Ask at least one question.
Make sure they know you read their profile.
Don’t be creepy.
Be funny.
Don’t be unattractive.

--When you go on a date, don’t talk too much; if you like the person you’re on a date with, the goal should be to get them to talk more than you do. It has to be a back and forth conversation to work, but whoever talks more usually has a better impression of the date afterwards. If you legitimately like them, you won’t mind listening to them talk anyway.

--I have spectacularly fucked up most of the real life opportunities (i.e. meeting someone through means besides online dating) bestowed on me by giving girls my number instead of getting theirs. Or not even bothering to see if they’re interested. Always get a number.


With all that being said, I still view online dating in a positive light, despite all of its frustrations. This is, of course, primarily due to the fact that I finally found a broad that I’m completely crazy about. Inexplicably, she also really likes me. Yeah, I’m surprised too, but I’m not going to complain. I guess sometimes people just work really well together, but the key is actually meeting them to begin with. Luckily for me, I was prudent enough to praise Billy Madison in my profile and I caught m’lady’s fancy. We never would have met if it weren’t for the wonders of OkCupid, even though we were at the same college for a couple years. Hell, we both almost took jobs in other cities before we met. Meeting the right person can be a bitch.
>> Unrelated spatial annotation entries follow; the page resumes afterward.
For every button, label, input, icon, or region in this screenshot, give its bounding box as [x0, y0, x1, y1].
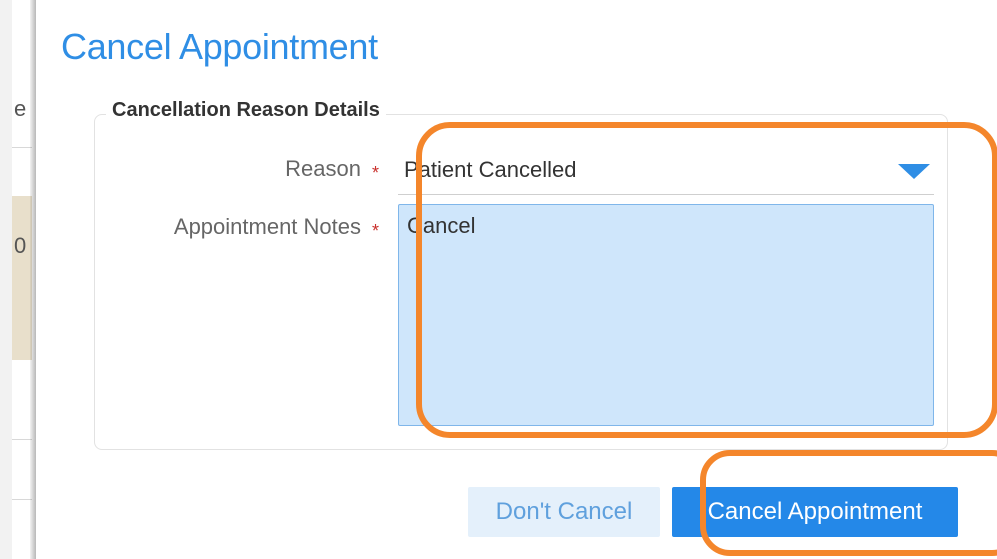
required-marker: *	[372, 163, 380, 183]
appointment-notes-textarea[interactable]: Cancel	[398, 204, 934, 426]
background-partial-text: 0	[14, 233, 27, 258]
appointment-notes-label: Appointment Notes	[173, 214, 361, 239]
background-edge	[0, 0, 12, 559]
cancel-appointment-modal: Cancel Appointment Cancellation Reason D…	[36, 0, 997, 559]
cancel-appointment-button[interactable]: Cancel Appointment	[672, 487, 958, 537]
background-row	[12, 440, 32, 500]
reason-select-value: Patient Cancelled	[404, 157, 577, 182]
background-row	[12, 360, 32, 440]
dont-cancel-button[interactable]: Don't Cancel	[468, 487, 660, 537]
background-partial-text: e	[14, 96, 27, 121]
background-row-highlighted	[12, 196, 32, 360]
modal-title: Cancel Appointment	[61, 26, 378, 67]
caret-down-icon[interactable]	[898, 164, 930, 179]
reason-label: Reason	[285, 156, 361, 181]
background-page: e 0	[0, 0, 36, 559]
reason-select[interactable]: Patient Cancelled	[398, 145, 934, 195]
fieldset-legend: Cancellation Reason Details	[106, 99, 386, 122]
required-marker: *	[372, 221, 380, 241]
Anywho, I’d give the online dating experience a A-. It’s not without faults, but it still beats the hell out of the other options for meeting a potential mate after college. I think it has a tendency to make people overly picky when they’re presented with the whole of humanity as options to date, but it’s still really useful for those who are open-minded. It also has a ton of success stories now. It really can work. It’s not as good as the Keurig, but it’s still one of the better things we’ve come up with so far in this millenium.